Sylvie Micoud : «Il est temps de changer de braquet»

Sylvie Micoud, directrice générale de Prévaly.

Sylvie Micoud, directrice générale de Prévaly.

En tant que directrice générale de Prevaly, service de santé au travail toulousain, Sylvie Micoud tire la sonnette d’alarme sur la santé des dirigeants.


 «La pandémie de COVID-19 a montré à quel point la santé et la sécurité au travail sont essentielles au fonctionnement de notre société et à la continuité des activités économiques.
Mais alors que tout est mis en place pour protéger les salariés, les «patrons» ont toujours été les grands oubliés du système de santé au travail français.
Dans le contexte sanitaire actuel, les chefs d’entreprise sont sous pression : incertitudes sur la continuité de l’activité, problèmes de trésorerie, crainte du dépôt de bilan, sentiment d’impuissance… Si l’Etat a débloqué des fonds extraordinaires pour les aider à tenir le coup, rien n’a été fait sur le volet de leur santé.
Aujourd’hui, le constat est inquiétant. L’Observatoire Amarok, association qui étudie la santé physique et mentale des travailleurs non-salariés (dirigeants, commerçants, indépendants, professions libérales et artisans) nous livre des chiffres alarmants. 50 % des dirigeants présentent un risque de burn-out. 88 % présentent un niveau de stress élevé. Un stress qui semble particulièrement néfaste pour les dirigeants de PME puisque d’autres études indiquent qu’ils sont 66 % à lier à une mauvaise santé et au stress du travail. Jusqu’à maintenant, rien n’était prévu pour la santé des chefs d’entreprise. Pourtant, le capital santé du dirigeant est le premier capital immatériel de la TPE/PME. C’est même le maillon principal pour la santé économique d’une entreprise.
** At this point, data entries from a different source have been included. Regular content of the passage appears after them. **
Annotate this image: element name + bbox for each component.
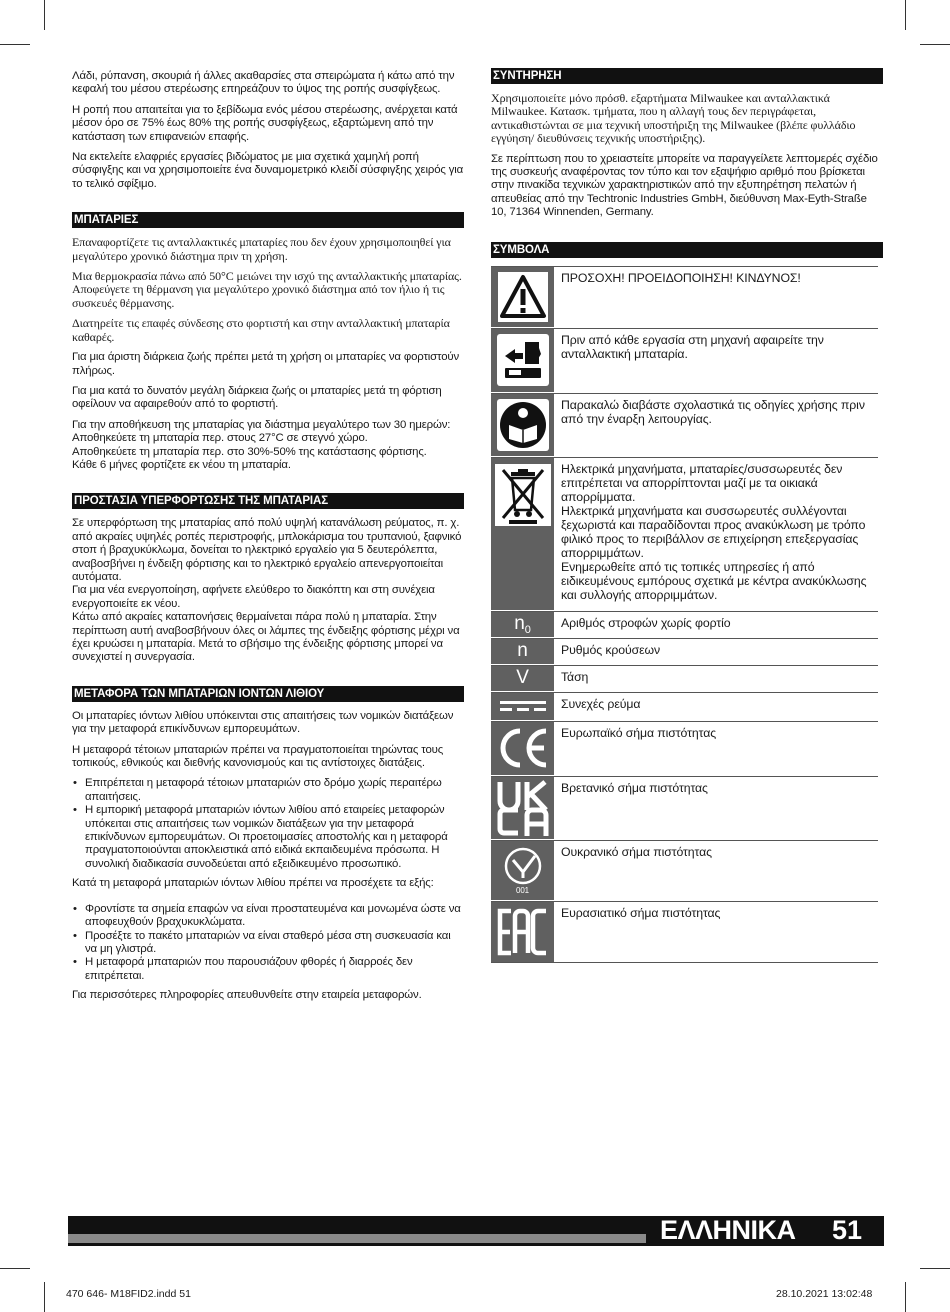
read-manual-icon	[491, 394, 554, 457]
symbol-description: Αριθμός στροφών χωρίς φορτίο	[561, 615, 731, 630]
no-load-speed-symbol	[491, 612, 554, 638]
crop-mark	[920, 44, 950, 45]
symbol-row	[491, 722, 878, 777]
overload-line: Σε υπερφόρτωση της μπαταρίας από πολύ υψηλή κατανάλωση ρεύματος, π. χ. από ακραίες υψηλές ροπές περιστροφής, μπλοκάρισμα του τρυπανιού, ξαφνικό στοπ ή βραχυκύκλωμα, δονείται το ηλεκτρικό εργαλείο για 5 δευτερόλεπτα, αναβοσβήνει η ένδειξη φόρτισης και το ηλεκτρικό εργαλείο απενεργοποιείται αυτόματα.	[72, 517, 462, 583]
storage-line: Κάθε 6 μήνες φορτίζετε εκ νέου τη μπαταρία.	[72, 458, 291, 471]
batteries-paragraph: Επαναφορτίζετε τις ανταλλακτικές μπαταρίες που δεν έχουν χρησιμοποιηθεί για μεγαλύτερο χρονικό διάστημα πριν τη χρήση.	[72, 235, 451, 263]
crop-mark	[44, 1282, 45, 1312]
overload-line: Για μια νέα ενεργοποίηση, αφήνετε ελεύθερο το διακόπτη και στη συνέχεια ενεργοποιείτε εκ νέου.	[72, 584, 435, 610]
remove-battery-icon	[491, 329, 554, 393]
intro-paragraph: Να εκτελείτε ελαφριές εργασίες βιδώματος με μια σχετικά χαμηλή ροπή σύσφιγξης και να χρησιμοποιείτε ένα δυναμομετρικό κλειδί σύσφιγξης χειρός για το τελικό σφίξιμο.	[72, 151, 464, 190]
voltage-symbol	[491, 666, 554, 692]
symbol-description: Πριν από κάθε εργασία στη μηχανή αφαιρείτε την ανταλλακτική μπαταρία.	[561, 332, 824, 361]
weee-line: Ηλεκτρικά μηχανήματα και συσσωρευτές συλλέγονται ξεχωριστά και παραδίδονται προς ανακύκλωση με τρόπο φιλικό προς το περιβάλλον σε επιχείρηση επεξεργασίας απορριμμάτων.	[561, 503, 866, 560]
eac-mark-icon	[491, 902, 554, 962]
crop-mark	[905, 1282, 906, 1312]
symbol-row	[491, 777, 878, 841]
symbol-glyph: V	[516, 667, 529, 689]
section-heading-overload: ΠΡΟΣΤΑΣΙΑ ΥΠΕΡΦΟΡΤΩΣΗΣ ΤΗΣ ΜΠΑΤΑΡΙΑΣ	[72, 493, 464, 509]
symbol-description: Ευρωπαϊκό σήμα πιστότητας	[561, 725, 717, 740]
impact-rate-symbol	[491, 639, 554, 665]
symbol-row	[491, 267, 878, 329]
symbol-row	[491, 902, 878, 963]
intro-paragraph: Η ροπή που απαιτείται για το ξεβίδωμα ενός μέσου στερέωσης, ανέρχεται κατά μέσον όρο σε 75% έως 80% της ροπής συσφίγξεως, εξαρτώμενη από την κατάσταση των επιφανειών επαφής.	[72, 103, 458, 143]
crop-mark	[0, 1268, 30, 1269]
list-item: • Η εμπορική μεταφορά μπαταριών ιόντων λιθίου από εταιρείες μεταφορών υπόκειται στις απαιτήσεις των νομικών διατάξεων για την μεταφορά επικίνδυνων εμπορευμάτων. Οι προετοιμασίες αποστολής και η μεταφορά πραγματοποιούνται αποκλειστικά από ειδικά εκπαιδευμένα πρόσωπα. Η συνολική διαδικασία συνοδεύεται από εξειδικευμένο προσωπικό.	[72, 804, 464, 871]
right-column	[491, 68, 883, 963]
batteries-storage-paragraph	[72, 419, 464, 473]
symbol-description: Συνεχές ρεύμα	[561, 696, 641, 711]
intro-paragraph: Λάδι, ρύπανση, σκουριά ή άλλες ακαθαρσίες στα σπειρώματα ή κάτω από την κεφαλή του μέσου στερέωσης επηρεάζουν το ύψος της ροπής συσφίγξεως.	[72, 70, 455, 96]
symbol-description: Ευρασιατικό σήμα πιστότητας	[561, 905, 721, 920]
crop-mark	[0, 44, 30, 45]
symbol-row	[491, 612, 878, 639]
symbol-row	[491, 666, 878, 693]
warning-triangle-icon	[491, 267, 554, 328]
symbol-description: Παρακαλώ διαβάστε σχολαστικά τις οδηγίες χρήσης πριν από την έναρξη λειτουργίας.	[561, 397, 865, 426]
list-item: • Επιτρέπεται η μεταφορά τέτοιων μπαταριών στο δρόμο χωρίς περαιτέρω απαιτήσεις.	[72, 777, 464, 804]
transport-paragraph: Οι μπαταρίες ιόντων λιθίου υπόκεινται στις απαιτήσεις των νομικών διατάξεων για την μεταφορά επικίνδυνων εμπορευμάτων.	[72, 709, 454, 736]
storage-line: Αποθηκεύετε τη μπαταρία περ. στο 30%-50% της κατάστασης φόρτισης.	[72, 445, 427, 458]
transport-paragraph: Για περισσότερες πληροφορίες απευθυνθείτε στην εταιρεία μεταφορών.	[72, 989, 422, 1002]
transport-list	[72, 777, 464, 871]
print-slug-date: 28.10.2021 13:02:48	[776, 1288, 873, 1300]
list-item: • Φροντίστε τα σημεία επαφών να είναι προστατευμένα και μονωμένα ώστε να αποφευχθούν βραχυκυκλώματα.	[72, 903, 464, 930]
maintenance-paragraph: Σε περίπτωση που το χρειαστείτε μπορείτε να παραγγείλετε λεπτομερές σχέδιο της συσκευής αναφέροντας τον τύπο και τον εξαψήφιο αριθμό που βρίσκεται στην πινακίδα τεχνικών χαρακτηριστικών από την εξυπηρέτηση πελατών ή απευθείας από την Techtronic Industries GmbH, διεύθυνση Max-Eyth-Straße 10, 71364 Winnenden, Germany.	[491, 152, 878, 219]
overload-line: Κάτω από ακραίες καταπονήσεις θερμαίνεται πάρα πολύ η μπαταρία. Στην περίπτωση αυτή αναβοσβήνουν όλες οι λάμπες της ένδειξης φόρτισης μέχρι να έχει κρυώσει η μπαταρία. Μετά το σβήσιμο της ένδειξης φόρτισης μπορεί να συνεχιστεί η συνεργασία.	[72, 611, 460, 664]
batteries-paragraph: Διατηρείτε τις επαφές σύνδεσης στο φορτιστή και στην ανταλλακτική μπαταρία καθαρές.	[72, 316, 450, 344]
symbol-description: ΠΡΟΣΟΧΗ! ΠΡΟΕΙΔΟΠΟΙΗΣΗ! ΚΙΝΔΥΝΟΣ!	[561, 270, 801, 285]
list-item: • Η μεταφορά μπαταριών που παρουσιάζουν φθορές ή διαρροές δεν επιτρέπεται.	[72, 956, 464, 983]
symbol-glyph: n	[517, 640, 528, 662]
transport-paragraph: Η μεταφορά τέτοιων μπαταριών πρέπει να πραγματοποιείται τηρώντας τους τοπικούς, εθνικούς και διεθνής κανονισμούς και τις αντίστοιχες διατάξεις.	[72, 743, 444, 770]
storage-line: Για την αποθήκευση της μπαταρίας για διάστημα μεγαλύτερο των 30 ημερών:	[72, 418, 451, 431]
maintenance-paragraph: Χρησιμοποιείτε μόνο πρόσθ. εξαρτήματα Milwaukee και ανταλλακτικά Milwaukee. Κατασκ. τμήματα, που η αλλαγή τους δεν περιγράφεται, αντικαθιστώνται σε μια τεχνική υποστήριξη της Milwaukee (βλέπε φυλλάδιο εγγύηση/ διευθύνσεις τεχνικής υποστήριξης).	[491, 91, 856, 146]
symbol-description: Ουκρανικό σήμα πιστότητας	[561, 844, 712, 859]
ce-mark-icon	[491, 722, 554, 776]
print-slug-file: 470 646- M18FID2.indd 51	[66, 1288, 191, 1300]
ukca-mark-icon	[491, 777, 554, 840]
symbol-description	[554, 458, 878, 611]
left-column	[72, 70, 464, 1010]
symbol-row	[491, 329, 878, 394]
page-number: 51	[832, 1215, 863, 1245]
list-item: • Προσέξτε το πακέτο μπαταριών να είναι σταθερό μέσα στη συσκευασία και να μη γλιστρά.	[72, 930, 464, 957]
crop-mark	[905, 0, 906, 30]
section-heading-maintenance: ΣΥΝΤΗΡΗΣΗ	[491, 68, 883, 84]
symbol-description: Ρυθμός κρούσεων	[561, 642, 661, 657]
symbol-description: Βρετανικό σήμα πιστότητας	[561, 780, 708, 795]
batteries-paragraph: Μια θερμοκρασία πάνω από 50°C μειώνει την ισχύ της ανταλλακτικής μπαταρίας. Αποφεύγετε τη θέρμανση για μεγαλύτερο χρονικό διάστημα από τον ήλιο ή τις συσκευές θέρμανσης.	[72, 269, 462, 310]
mark-code: 001	[516, 885, 529, 895]
symbol-row	[491, 639, 878, 666]
symbol-main: n	[514, 613, 525, 635]
symbol-description: Τάση	[561, 669, 589, 684]
batteries-paragraph: Για μια κατά το δυνατόν μεγάλη διάρκεια ζωής οι μπαταρίες μετά τη φόρτιση οφείλουν να αφαιρεθούν από το φορτιστή.	[72, 384, 442, 411]
transport-list	[72, 903, 464, 983]
section-heading-transport: ΜΕΤΑΦΟΡΑ ΤΩΝ ΜΠΑΤΑΡΙΩΝ ΙΟΝΤΩΝ ΛΙΘΙΟΥ	[72, 686, 464, 702]
transport-paragraph: Κατά τη μεταφορά μπαταριών ιόντων λιθίου πρέπει να προσέχετε τα εξής:	[72, 877, 434, 890]
symbol-row	[491, 693, 878, 722]
symbol-row	[491, 394, 878, 458]
section-heading-symbols: ΣΥΜΒΟΛΑ	[491, 242, 883, 258]
weee-line: Ηλεκτρικά μηχανήματα, μπαταρίες/συσσωρευτές δεν επιτρέπεται να απορρίπτονται μαζί με τα οικιακά απορρίμματα.	[561, 461, 843, 504]
footer-language: ΕΛΛΗΝΙΚΑ	[660, 1215, 796, 1245]
storage-line: Αποθηκεύετε τη μπαταρία περ. στους 27°C σε στεγνό χώρο.	[72, 432, 368, 445]
weee-line: Ενημερωθείτε από τις τοπικές υπηρεσίες ή από ειδικευμένους εμπόρους σχετικά με κέντρα ανακύκλωσης και συλλογής απορριμμάτων.	[561, 559, 867, 602]
ukraine-mark-icon	[491, 841, 554, 901]
batteries-paragraph: Για μια άριστη διάρκεια ζωής πρέπει μετά τη χρήση οι μπαταρίες να φορτιστούν πλήρως.	[72, 351, 460, 377]
footer-gray-stripe	[68, 1234, 646, 1243]
crop-mark	[44, 0, 45, 30]
weee-bin-icon	[491, 458, 554, 611]
symbol-row	[491, 458, 878, 612]
overload-paragraph	[72, 517, 464, 664]
symbol-sub: 0	[524, 624, 531, 637]
direct-current-icon	[491, 693, 554, 721]
symbols-table	[491, 266, 878, 963]
symbol-row	[491, 841, 878, 902]
section-heading-batteries: ΜΠΑΤΑΡΙΕΣ	[72, 212, 464, 228]
crop-mark	[920, 1268, 950, 1269]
Conscients de cette situation, les acteurs de la santé au travail ont commencé à développer des accompagnements dédiés aux dirigeants. Cellules d’écoute, soutien en cas d’épuisement, entretiens médico-professionnels avec le médecin du travail… des actions mises en place dans certains services de prévention et de santé au travail, notamment en Occitanie où les services de Toulouse et Montpellier ont été précurseurs.

Comment éviter les situations critiques ?
Mais ces accompagnements font généralement suite à un appel au secours et interviennent quand le mal est déjà là et que le dirigeant est en détresse. On est loin des actions préventives qui ont pour vocation d’anticiper et éviter les situations critiques. C’est pourtant l’essence même de la Santé au travail. Il est temps de changer de braquet. Plus que jamais, la Santé au travail doit s’impliquer auprès des chefs d’entreprise et veiller à leur état de santé. Parue en Août 2021, la loi dite «santé au travail» comprend différentes dispositions qui visent notamment à renforcer la prévention au sein des entreprises, et à mieux définir l’offre de services fournie par les services de prévention et de santé au travail, tant aux salariés qu’aux non-salariés. Les décrets d’application sont annoncés pour 2022.  Cela va permettre d’instaurer une vraie prise en charge de la santé physique et psychique du dirigeant. Le chef d’une entreprise affiliée à un service de prévention et de santé au travail interentreprises pourrait bénéficier des mêmes services que ceux proposés à ses salariés. C’est une réelle avancée qui mérite d’être soulignée. »

Un outil pour sonder la santé des patrons
Prevaly, le Service de Santé au Travail de la région toulousaine suit 25 000 entreprises et 380 000 salariés et est un acteur majeur de la prévention et de la santé au travail. Sans attendre les évolutions réglementaires, Prevaly a lancé une action d’envergure auprès des 25 000 chefs d’entreprise adhérents dès cette fin d’année 2021. Au moyen d’un outil numérique, ils ont tous eu l’occasion de faire le point sur leur état de santé physique et mentale et ont pu demander à être pris en charge, en cas d’épuisement professionnel, par une équipe de professionnels de la santé au travail formés spécialement à l’acompagnement des dirigeants. Cette action qui cible les patrons de PME et TPE sera reconduite tous les 6 mois afin que chaque chef d’entreprise puisse mesurer l’évolution de son état et se faire aider avant que la situation ne soit trop critique.